The corporation's registered office was at 21 Waterloo Street, Birmingham.

== Organisation ==
The Midland Electric Corporation (1900) Limited was registered on 15 May 1900 to promote the Midland Electric Corporation for Power Distribution Limited and to take over the latter company if necessary. It was to adopt an agreement between this company and the British Insulated Wire Company Limited dated 13 June 1900.

In 1918 the corporation purchased the Wednesbury power station for £75,000 but closed it down shortly after.

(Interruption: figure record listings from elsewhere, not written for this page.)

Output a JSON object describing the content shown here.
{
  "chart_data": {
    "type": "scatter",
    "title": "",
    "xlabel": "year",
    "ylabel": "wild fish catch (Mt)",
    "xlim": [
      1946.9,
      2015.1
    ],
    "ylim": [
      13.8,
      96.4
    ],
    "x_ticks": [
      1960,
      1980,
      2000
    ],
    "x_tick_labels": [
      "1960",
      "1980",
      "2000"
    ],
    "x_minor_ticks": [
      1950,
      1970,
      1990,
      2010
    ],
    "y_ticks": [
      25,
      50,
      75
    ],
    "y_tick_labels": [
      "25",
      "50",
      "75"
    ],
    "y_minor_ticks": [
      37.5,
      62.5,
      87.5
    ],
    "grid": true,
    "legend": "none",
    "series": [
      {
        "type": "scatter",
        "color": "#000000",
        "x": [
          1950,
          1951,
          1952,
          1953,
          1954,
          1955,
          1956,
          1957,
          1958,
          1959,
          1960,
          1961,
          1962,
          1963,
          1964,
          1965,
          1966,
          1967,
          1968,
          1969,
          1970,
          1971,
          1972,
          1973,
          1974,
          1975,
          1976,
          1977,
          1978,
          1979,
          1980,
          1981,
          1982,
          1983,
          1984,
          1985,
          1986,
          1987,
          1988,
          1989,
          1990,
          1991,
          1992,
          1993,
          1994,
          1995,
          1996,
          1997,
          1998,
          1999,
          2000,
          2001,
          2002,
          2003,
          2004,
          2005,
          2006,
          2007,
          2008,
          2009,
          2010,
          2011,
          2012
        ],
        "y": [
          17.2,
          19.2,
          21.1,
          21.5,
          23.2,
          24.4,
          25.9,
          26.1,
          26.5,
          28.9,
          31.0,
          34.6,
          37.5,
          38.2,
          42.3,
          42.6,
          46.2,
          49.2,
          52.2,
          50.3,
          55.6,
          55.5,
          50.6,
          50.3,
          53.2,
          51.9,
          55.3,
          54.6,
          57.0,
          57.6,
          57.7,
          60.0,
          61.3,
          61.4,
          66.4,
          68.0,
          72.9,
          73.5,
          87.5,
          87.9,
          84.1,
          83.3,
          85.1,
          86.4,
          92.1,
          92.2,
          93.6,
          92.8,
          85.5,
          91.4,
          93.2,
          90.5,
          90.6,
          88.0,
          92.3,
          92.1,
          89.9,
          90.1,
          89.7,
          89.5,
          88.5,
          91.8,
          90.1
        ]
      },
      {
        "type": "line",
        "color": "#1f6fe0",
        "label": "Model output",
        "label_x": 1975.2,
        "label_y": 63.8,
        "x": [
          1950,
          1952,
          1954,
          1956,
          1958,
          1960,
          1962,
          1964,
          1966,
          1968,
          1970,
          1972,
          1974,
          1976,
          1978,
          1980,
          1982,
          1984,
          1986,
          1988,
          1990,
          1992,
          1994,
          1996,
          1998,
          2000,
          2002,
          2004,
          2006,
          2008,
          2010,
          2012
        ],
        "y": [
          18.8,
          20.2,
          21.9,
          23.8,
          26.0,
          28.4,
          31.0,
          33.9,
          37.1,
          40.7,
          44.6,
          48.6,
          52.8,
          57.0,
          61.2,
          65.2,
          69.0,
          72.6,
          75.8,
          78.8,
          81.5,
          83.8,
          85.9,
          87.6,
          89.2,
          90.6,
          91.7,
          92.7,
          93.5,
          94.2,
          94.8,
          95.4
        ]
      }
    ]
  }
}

In 1920 the corporation issued a prospectus to raise £600,000 to expand power supplies.

In 1926 the Midland Electric Corporation was taken over by the West Midlands Joint Electricity Authority which then sold electricity in bulk to the corporation.

The corporation was abolished in 1948 under the provisions of the Electricity Act 1947 which nationalised the electricity supply industry. The power station and main distribution system was vested in the British Electricity Authority.